Wir verstehen Serdar Somuncus Programm nicht als homophob, sexistisch, antisemitisch oder rassistisch. Der [Meierei intern diskutierte „Hatenight“-Clip darf nicht losgelöst vom inhaltlichen Konzept dieser Sendereihe und seines, wir nennen es mal gesellschaftspolitischen Auftrags, diskutiert werden. Diesen Clip kann er/sie/es als oberflächlich oder hintergründig wahrnehmen und eben verschiedenste Eindrücke bekommen.

Als problematisch sehen wir in diesem Zusammenhang also das verkürzte Format von Hatenight, weil diese Ansammlung von gesellschaftlichen Vorurteilen und Anfeindungen gegen alles was nicht der „Norm“ entspricht, teilweise unkommentiert stehen bleibt.

Jedoch thematisiert Serdar Somuncu in seinen Bühnenauftritten eben genau diese Scheiße und fordert eine kritische Auseinandersetzung mit ihr ein.
Er versucht alltägliche Gewalt und Machtstrukturen bloßzustellen und will das Publikum herausfordern, sich in Hinsicht auf diese Verhaltensweisen/Ansichten zu reflektieren.

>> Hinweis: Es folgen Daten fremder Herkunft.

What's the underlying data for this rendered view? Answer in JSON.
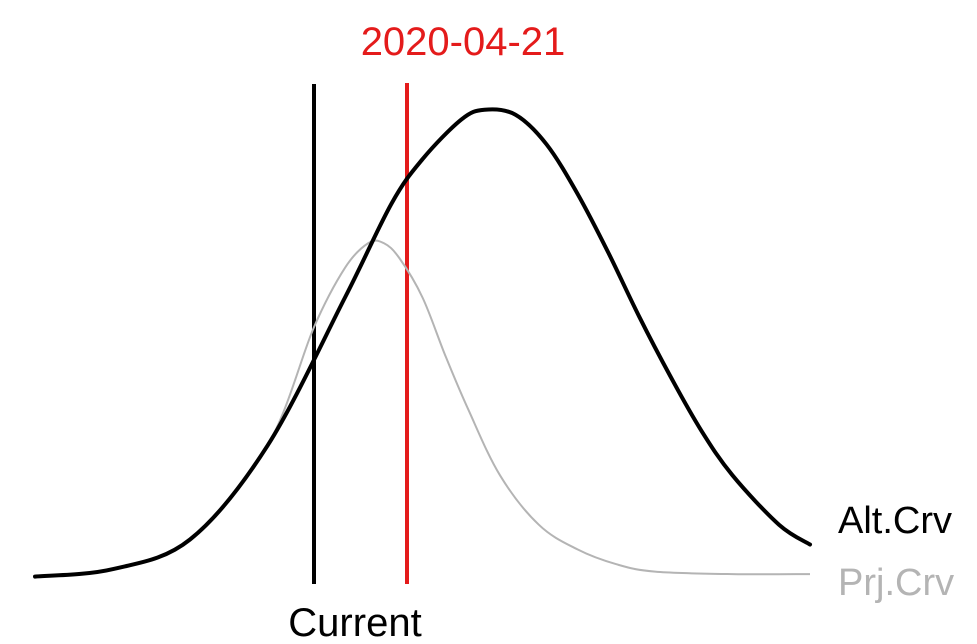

Wir akzeptieren, dass nicht alle gleich denken und alle ihre Grenzen woanders ziehen.
Wir können auch nicht erwarten, dass sich alle KonsumentInnen seiner Clips mit dem inhaltlichen Konzept Serdar Somuncus auseinandergesetzt haben. Deshalb ist die Meierei der falsche Ort für diese Art von antisexistischer/antipatriarchaler, antirassistischer, antinationaler Aufklärung.

Wir danken der pumpe für diese schnelle Unterstützung und freuen uns auf eine gute Zusammenarbeit.